Un giovane don Pipe ai Giochi
Partecipare a tre Olimpiadi non è da tutti. Don Luis Felipe Areta, detto “don Pipe”, ci riuscì negli anni ’60. All’epoca era lo spagnolo più forte nel salto in lungo e nel salto triplo, oggi ha 74 anni, vive a Pamplona «e no, non salto più», tiene a precisare. Appena maggiorenne, invece, si ritrovò catapultato ai giochi Olimpici di Roma. Era il 1960, e da pochi mesi era numerario dell’Opus Dei, dove fece ingresso «tre giorni dopo aver realizzato il record spagnolo nel triplo». In Italia si allenò assieme a Giuseppe Gentile, che proprio a Roma, e sempre nel lungo, migliorò due volte il record del mondo ma in finale fu “solo” bronzo. «Un grande amico, ci sentiamo ancora oggi - racconta don Luis Felipe -. Io ero un po’ timido, circondato da campioni. Nel campo di allenamento mi trovavo assieme agli atleti americani e sovietici, era un’emozione». Per i risultati, occorse aspettare Tokyo ’64. C’era la pioggia, il giorno delle qualifiche, e Pipe si ritrovò subito a rischio eliminazione: «Finiti i miei tentativi, mi misi a sperare che nessun altro potesse superarmi. Sì, quasi pregavo - sorride il sacerdote -. L’ultimo fu un ghanese con un ottimo personale di 8 metri e 14. Però pioveva molto e non riuscì a fare meglio di me». Arrivò così alla finale, da fanalino di coda. Staccò un 7.30 che, in quelle condizioni, valse un sesto posto da far saltare, sì, ma stavolta di gioia.

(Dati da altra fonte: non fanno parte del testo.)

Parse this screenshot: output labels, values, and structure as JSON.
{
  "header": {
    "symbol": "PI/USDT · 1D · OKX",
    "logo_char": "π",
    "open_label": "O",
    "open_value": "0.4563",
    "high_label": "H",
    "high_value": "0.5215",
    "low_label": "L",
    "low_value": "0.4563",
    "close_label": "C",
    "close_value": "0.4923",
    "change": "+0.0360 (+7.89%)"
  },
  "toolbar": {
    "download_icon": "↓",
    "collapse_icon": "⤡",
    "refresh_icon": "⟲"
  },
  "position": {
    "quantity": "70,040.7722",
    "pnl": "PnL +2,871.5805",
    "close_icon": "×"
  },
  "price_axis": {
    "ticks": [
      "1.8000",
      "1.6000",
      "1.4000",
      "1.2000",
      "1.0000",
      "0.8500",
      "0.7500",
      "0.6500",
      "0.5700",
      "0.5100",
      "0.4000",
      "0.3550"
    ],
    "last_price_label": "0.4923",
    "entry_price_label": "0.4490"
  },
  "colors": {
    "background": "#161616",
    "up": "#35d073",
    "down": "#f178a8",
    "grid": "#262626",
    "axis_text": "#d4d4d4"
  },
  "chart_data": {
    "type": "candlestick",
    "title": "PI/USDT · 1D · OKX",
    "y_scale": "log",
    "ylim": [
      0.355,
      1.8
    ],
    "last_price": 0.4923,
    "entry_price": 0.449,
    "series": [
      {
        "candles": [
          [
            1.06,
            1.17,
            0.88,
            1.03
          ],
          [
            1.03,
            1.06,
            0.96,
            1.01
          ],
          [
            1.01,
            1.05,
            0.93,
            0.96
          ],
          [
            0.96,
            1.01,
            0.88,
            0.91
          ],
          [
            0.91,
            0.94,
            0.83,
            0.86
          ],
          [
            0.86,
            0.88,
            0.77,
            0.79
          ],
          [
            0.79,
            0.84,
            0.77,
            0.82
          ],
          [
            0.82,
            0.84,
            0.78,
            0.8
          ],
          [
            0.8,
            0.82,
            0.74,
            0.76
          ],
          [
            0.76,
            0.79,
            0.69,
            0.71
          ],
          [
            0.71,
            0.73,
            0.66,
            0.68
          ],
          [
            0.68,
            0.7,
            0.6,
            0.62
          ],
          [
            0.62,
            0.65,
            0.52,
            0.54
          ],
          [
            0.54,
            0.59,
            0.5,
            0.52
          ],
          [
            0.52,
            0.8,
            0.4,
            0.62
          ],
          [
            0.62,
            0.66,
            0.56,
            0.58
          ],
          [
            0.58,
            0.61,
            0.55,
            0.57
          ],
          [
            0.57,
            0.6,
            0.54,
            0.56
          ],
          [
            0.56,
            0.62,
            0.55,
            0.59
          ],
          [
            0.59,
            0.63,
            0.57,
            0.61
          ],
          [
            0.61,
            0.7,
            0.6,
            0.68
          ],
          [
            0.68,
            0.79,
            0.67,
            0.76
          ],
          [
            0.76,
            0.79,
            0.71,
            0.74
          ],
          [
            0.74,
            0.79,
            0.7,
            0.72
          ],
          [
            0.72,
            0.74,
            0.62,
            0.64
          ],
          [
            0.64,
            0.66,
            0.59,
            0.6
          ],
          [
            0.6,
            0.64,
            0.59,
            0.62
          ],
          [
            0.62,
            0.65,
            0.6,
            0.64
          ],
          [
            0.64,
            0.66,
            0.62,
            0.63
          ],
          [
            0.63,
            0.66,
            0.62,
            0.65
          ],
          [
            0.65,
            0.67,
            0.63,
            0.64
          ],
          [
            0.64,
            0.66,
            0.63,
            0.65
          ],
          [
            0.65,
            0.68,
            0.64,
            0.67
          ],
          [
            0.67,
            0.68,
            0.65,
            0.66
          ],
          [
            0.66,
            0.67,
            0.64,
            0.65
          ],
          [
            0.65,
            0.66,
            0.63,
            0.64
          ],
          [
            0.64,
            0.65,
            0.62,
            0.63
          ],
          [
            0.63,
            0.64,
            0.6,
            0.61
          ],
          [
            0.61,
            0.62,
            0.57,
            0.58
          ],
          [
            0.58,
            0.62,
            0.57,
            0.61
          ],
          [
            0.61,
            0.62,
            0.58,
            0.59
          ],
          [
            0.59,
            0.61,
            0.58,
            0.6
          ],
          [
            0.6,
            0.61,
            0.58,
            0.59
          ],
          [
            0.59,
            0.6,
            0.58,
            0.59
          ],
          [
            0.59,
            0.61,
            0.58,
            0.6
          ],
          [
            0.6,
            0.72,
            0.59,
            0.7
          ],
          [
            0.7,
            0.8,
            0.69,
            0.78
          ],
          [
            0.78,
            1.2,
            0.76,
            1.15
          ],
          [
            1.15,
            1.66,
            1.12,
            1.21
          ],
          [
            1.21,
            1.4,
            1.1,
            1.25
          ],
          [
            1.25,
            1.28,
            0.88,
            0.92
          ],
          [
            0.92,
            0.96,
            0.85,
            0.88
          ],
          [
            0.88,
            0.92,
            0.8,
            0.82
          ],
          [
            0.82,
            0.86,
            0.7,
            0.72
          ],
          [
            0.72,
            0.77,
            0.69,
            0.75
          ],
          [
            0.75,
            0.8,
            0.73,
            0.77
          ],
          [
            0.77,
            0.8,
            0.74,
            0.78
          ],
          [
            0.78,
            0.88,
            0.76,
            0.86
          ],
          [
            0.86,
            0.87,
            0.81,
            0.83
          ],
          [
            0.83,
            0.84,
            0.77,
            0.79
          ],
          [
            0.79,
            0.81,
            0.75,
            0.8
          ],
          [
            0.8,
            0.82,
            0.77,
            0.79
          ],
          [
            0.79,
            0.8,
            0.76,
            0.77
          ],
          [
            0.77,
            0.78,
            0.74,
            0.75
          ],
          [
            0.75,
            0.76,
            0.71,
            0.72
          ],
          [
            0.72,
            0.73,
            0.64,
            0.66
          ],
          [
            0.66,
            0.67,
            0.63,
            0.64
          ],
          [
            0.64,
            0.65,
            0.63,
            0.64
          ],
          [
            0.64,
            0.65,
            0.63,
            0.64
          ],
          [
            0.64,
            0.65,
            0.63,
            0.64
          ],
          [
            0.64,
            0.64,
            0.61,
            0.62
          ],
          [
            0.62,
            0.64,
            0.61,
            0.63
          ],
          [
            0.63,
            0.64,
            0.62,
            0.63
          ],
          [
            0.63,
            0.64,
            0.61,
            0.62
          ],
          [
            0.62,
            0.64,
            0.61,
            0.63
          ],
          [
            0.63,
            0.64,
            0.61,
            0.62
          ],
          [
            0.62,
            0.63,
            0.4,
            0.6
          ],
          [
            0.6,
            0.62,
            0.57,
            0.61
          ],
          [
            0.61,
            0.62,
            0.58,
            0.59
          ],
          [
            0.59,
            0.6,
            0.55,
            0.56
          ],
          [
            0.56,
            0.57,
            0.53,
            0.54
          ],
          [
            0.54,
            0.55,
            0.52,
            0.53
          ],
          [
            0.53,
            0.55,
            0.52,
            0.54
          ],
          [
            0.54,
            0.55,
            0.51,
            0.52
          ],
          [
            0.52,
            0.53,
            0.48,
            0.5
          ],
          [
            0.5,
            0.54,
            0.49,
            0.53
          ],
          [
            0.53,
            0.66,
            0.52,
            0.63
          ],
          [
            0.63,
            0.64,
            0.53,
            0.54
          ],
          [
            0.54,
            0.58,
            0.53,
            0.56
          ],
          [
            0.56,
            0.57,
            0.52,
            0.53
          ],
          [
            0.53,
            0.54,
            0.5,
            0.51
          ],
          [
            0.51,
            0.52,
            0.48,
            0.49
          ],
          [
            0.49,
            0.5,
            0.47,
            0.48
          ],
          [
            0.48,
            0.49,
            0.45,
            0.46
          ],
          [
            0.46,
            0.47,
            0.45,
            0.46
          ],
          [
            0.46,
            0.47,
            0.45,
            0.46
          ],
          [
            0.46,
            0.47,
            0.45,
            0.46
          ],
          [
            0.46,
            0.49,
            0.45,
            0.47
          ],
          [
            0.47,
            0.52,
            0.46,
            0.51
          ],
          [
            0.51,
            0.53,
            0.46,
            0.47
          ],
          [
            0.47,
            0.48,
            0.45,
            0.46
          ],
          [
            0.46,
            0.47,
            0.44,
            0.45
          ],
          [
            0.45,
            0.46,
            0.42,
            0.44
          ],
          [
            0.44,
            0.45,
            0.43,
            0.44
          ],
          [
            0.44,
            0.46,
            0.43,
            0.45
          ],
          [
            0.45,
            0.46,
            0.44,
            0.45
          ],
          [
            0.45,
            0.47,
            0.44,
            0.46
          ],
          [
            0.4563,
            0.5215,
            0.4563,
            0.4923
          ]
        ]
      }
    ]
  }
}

Qualche mese prima il giovane atleta di San Sebastián aveva avuto uno di quegli incontri con Josemaria Escrivà de Balaguer, fondatore dell’Opus Dei, che sarebbe rimasto per sempre nella memoria: «Mi disse: “Ti stai allenando bene per le Olimpiadi, però preparati per il salto finale che farai... tra novant’anni. Ci saranno cose che ti riusciranno bene, altre meno, però preparati al salto”».
In un’altra occasione Escrivá venne chiamato di corsa da amici della “Obra” a guardare la tv: trasmettevano un meeting di atletica da Milano, e “Pipe” stava per correre i 100 metri: «Partecipavo senza troppe pretese, non era la mia specialità - spiega -. Avevo appena vinto la prova del salto in lungo. Lì invece sapevo di non avere chance e infatti, dopo essere stato in testa i primi 50 metri, venni superato. Tornato a Madrid, Escrivá mi raccontò del suo dispiacere per me, per quello che avevo potuto provare vedendomi sorpassato dagli altri. Era attento anche a questi particolari».
Dal punto di vista sportivo, la delusione maggiore arrivò alle Olimpiadi di Città del Messico nel ’68: finale del salto triplo raggiunta, nonostante le qualifiche durissime, ma non disputata «perché durante il riscaldamento sentii male alla caviglia destra. Vidi gli altri saltare, tutto qui». Tornarono alla mente le parole sempre del fondatore della Obra: «Quando sei teso prima di una gara, perché sai che stai per giocarti tutto, pensa che Dio ti sta sorridendo. Questo non ti deconcentra - gli disse Escrivá -. Se salirai sul podio, glielo offrirai. Se andrà male, pensa che la medaglia te la stia dando direttamente Lui». Il sorriso di Dio non può che essere contagioso; prova ne è che il giovane spagnolo, poi laureato in filosofia e giornalismo e ordinato sacerdote nel 1980, non ha perso il buonumore: «Gli allenamenti non mi hanno tolto nulla, ho avuto pure il tempo per incidere un disco con quattro canzoni, scritte da me. Ma quello che è fondamentale è tener a Dios, portare Gesù Cristo con noi e vivere con questa speranza. Credo che l’allegria dello spirito sportivo sia molto d’aiuto, soprattutto con riferimento a quel “salto finale”. Confidando in una rincorsa molto lunga, magari. E in un atterraggio, perché no, infinitamente soffice».